Suffering from a terrible case of empty nester’s syndrome, Rose takes the occasion of a rare visit from her only son Chijioke (Daniel K. Daniel) to manifest the full wrath of her maternal instincts. This is of course, to the constant irritation of her son Chijioke and all the people around him, the most important of whom may be Boma, his girlfriend.
Mummy Dearest strayed as far away as possible from the domestic horror story that was the subject of the similarly titled Hollywood camp classic, Mommie Dearest, choosing instead to paint a warm and fuzzy tale of maternal love and the ties that bind.
Charming as it was, nothing about Mummy Dearest hinted of the urgency of a sequel but producer/director Willie Ikedum must be operating on a different level. He recently unveiled plans to turn the property into a franchise, starting with the sequel, Mummy Dearest: The Wedding which has both Ameye and Daniel reprising their roles.
Daniel’s Chijioke has been transferred to Port Harcourt for a spell but instead of moving back home to stay with mummy dearest, he opts for outside accommodation provided by his company. Rose does not takes this lightly and finds a way to move in with her son. Things get further complicated when his fiancée Boma also shows up and both women manage to lock themselves in a tussle for his affections.
Mummy Dearest: The Wedding is for the bulk of its running time, a rehash of tropes already explored in the first chapter, nothing new to see. The characters haven’t grown significantly, thus their actions are only recycled and played for cheap laughs.

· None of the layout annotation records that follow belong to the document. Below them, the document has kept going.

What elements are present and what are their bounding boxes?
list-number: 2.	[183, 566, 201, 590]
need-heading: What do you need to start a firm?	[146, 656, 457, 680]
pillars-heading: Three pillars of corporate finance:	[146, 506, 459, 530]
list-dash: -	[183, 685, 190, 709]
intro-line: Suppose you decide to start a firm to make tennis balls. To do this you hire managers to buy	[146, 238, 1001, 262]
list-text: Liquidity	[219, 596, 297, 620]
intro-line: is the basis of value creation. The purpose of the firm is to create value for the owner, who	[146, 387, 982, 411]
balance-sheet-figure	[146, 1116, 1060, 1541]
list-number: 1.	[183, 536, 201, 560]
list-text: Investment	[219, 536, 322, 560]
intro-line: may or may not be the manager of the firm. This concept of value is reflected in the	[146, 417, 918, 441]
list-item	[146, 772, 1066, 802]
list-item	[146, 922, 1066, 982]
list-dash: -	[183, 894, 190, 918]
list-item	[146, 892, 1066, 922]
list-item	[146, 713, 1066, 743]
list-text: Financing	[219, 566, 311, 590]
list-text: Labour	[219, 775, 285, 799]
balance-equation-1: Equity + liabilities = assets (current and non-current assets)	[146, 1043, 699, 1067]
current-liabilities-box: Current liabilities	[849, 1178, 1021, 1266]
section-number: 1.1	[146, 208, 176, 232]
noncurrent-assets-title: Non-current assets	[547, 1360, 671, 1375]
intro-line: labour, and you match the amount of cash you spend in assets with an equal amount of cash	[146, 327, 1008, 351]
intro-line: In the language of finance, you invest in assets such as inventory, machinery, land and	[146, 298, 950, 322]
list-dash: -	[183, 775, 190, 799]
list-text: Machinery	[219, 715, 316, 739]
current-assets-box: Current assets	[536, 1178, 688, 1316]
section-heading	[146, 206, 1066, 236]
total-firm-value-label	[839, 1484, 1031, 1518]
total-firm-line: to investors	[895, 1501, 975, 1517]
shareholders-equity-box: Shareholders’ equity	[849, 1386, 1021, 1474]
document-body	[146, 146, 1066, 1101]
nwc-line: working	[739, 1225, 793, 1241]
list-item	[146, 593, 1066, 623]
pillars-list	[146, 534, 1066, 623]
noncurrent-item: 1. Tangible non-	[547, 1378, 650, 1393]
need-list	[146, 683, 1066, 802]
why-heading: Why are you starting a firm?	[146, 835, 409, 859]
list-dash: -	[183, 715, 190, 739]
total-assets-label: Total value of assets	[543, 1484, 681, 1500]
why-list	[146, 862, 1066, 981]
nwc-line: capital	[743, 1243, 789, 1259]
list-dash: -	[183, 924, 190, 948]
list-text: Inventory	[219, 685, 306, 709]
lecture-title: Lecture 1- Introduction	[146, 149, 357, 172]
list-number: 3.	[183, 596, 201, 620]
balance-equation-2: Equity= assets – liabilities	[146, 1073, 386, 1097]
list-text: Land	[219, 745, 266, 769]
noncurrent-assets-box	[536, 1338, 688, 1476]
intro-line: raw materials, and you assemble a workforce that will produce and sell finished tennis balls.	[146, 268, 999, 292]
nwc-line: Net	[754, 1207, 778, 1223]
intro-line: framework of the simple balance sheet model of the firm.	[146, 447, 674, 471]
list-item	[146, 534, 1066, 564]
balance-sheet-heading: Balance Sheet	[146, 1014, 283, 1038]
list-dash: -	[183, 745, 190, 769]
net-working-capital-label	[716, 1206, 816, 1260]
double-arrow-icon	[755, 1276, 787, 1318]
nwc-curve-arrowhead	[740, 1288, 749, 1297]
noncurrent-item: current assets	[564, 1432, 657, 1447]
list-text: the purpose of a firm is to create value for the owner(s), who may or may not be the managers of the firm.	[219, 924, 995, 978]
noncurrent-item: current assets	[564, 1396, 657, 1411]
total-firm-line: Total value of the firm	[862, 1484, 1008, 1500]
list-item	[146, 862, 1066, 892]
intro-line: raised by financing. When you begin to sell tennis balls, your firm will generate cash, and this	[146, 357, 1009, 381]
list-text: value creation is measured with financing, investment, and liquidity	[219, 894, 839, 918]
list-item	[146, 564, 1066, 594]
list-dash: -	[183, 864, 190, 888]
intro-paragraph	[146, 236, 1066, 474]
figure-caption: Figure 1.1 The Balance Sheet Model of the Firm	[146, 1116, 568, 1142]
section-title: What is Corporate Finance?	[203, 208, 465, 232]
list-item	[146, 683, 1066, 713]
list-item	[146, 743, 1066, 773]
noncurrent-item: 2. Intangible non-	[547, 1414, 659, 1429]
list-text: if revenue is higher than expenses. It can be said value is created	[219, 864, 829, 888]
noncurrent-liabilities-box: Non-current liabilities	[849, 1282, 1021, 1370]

Boma who was played in the first film by Wendy Elenwo has been replaced by Mary Lazarus but anyone who has seen her work knows not to expect big things. She does not surprise. The major attraction is the chemistry between Liz Ameye and Daniel K. Daniel but even that is stretched beyond limits. The plot is paper thin, and Ikedum expects audiences to reach back to the first film to dig up some residual connection with characters who don’t work for such a reward this merry go round.
Secondary characters are thrown in to spice things up but most of them are forgettable. Uti Nwachukwu is introduced to play an old friend of Chijioke’s but the less screen time he gets, the better for everyone concerned. Ikedum continues an admirable tradition of shooting his films in Port Harcourt, Rivers state with cast and crew members sourced from the area and while this helps keep local talent engaged, celebrity cameos from Big Brother stars Marvis Nkpornwi and Melvin Oduah aren’t at all exciting.
Ikedum’s directing is no frills, minimum effort and lacks any visual flourishes, same as the screenplay and by extension, the performances from the principal actors. Everything is quite pleasant, but in a boring, forgettable sort of way. No one wants to continue with a franchise if future entries are going to be as tepid as this.